Recent advances in combination therapies involving PARP inhibitors are showing promising results for ovarian cancer treatment, offering new hope for patients with both PARP-resistant and PARP-sensitive disease.
Emerging Combination Strategies
Research has identified several promising combination approaches with PARP inhibitors. The CAPRI trial, evaluating the ATR inhibitor ceralasertib with olaparib, demonstrated a 48% response rate in patients with acquired PARP inhibitor resistance. Similarly, the phase II EFFORT trial studying the WEE1 inhibitor adavosertib combined with olaparib showed encouraging activity with response rates of 29% in the combination arm.
Antiangiogenic Combinations
The combination of PARP inhibitors with antiangiogenic agents has produced mixed results. While early phase II trials showed promise, particularly in BRCA wild-type patients, the phase III GY004 trial comparing cediranib plus olaparib to standard chemotherapy did not meet its primary endpoint. However, the PAOLA trial demonstrated significant benefits when adding olaparib to bevacizumab maintenance therapy, specifically in BRCA-mutated and HRD cohorts.
Immunotherapy Partnerships
Emerging data suggests potential synergy between PARP inhibitors and immune checkpoint inhibitors. The MEDIOLA phase II trial reported a 71.9% response rate with olaparib plus durvalumab in BRCA-mutated platinum-sensitive ovarian cancer. Multiple phase III trials are currently ongoing to further evaluate these combinations.

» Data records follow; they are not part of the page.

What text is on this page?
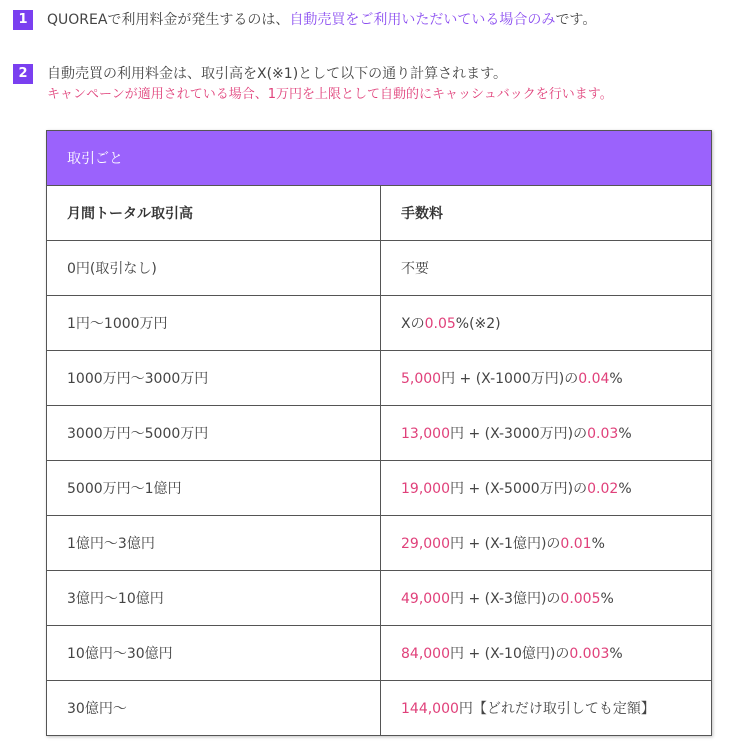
1	QUOREAで利用料金が発生するのは、自動売買をご利用いただいている場合のみです。
2	自動売買の利用料金は、取引高をX(※1)として以下の通り計算されます。
キャンペーンが適用されている場合、1万円を上限として自動的にキャッシュバックを行います。
取引ごと	
月間トータル取引高	手数料
0円(取引なし)	不要
1円〜1000万円	Xの0.05%(※2)
1000万円〜3000万円	5,000円 + (X-1000万円)の0.04%
3000万円〜5000万円	13,000円 + (X-3000万円)の0.03%
5000万円〜1億円	19,000円 + (X-5000万円)の0.02%
1億円〜3億円	29,000円 + (X-1億円)の0.01%
3億円〜10億円	49,000円 + (X-3億円)の0.005%
10億円〜30億円	84,000円 + (X-10億円)の0.003%
30億円〜	144,000円【どれだけ取引しても定額】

Overcoming Resistance Mechanisms
Researchers have identified several mechanisms of PARP inhibitor resistance, including:
- BRCA reversion mutations
- Loss of 53BP1 expression
- Stabilization of stalled replication forks
- PI3K/AKT pathway activation
- MDR1 overexpression
- PARP1 mutations or loss
Understanding these resistance mechanisms has led to rational combination strategies targeting specific pathways to enhance PARP inhibitor efficacy.
Future Directions
Current clinical trials are exploring various combination approaches, including:
- PARP inhibitors with DNA damage response inhibitors
- Combinations with cell cycle regulators
- Integration with standard chemotherapy
- Novel immunotherapy combinations
These studies aim to optimize PARP inhibitor use in both homologous recombination deficient and proficient tumors.
The field continues to evolve rapidly, with ongoing research focused on identifying biomarkers for patient selection and developing strategies to prevent or overcome resistance. As our understanding of resistance mechanisms improves, more effective combination approaches are likely to emerge, potentially expanding the utility of PARP inhibitors in ovarian cancer treatment.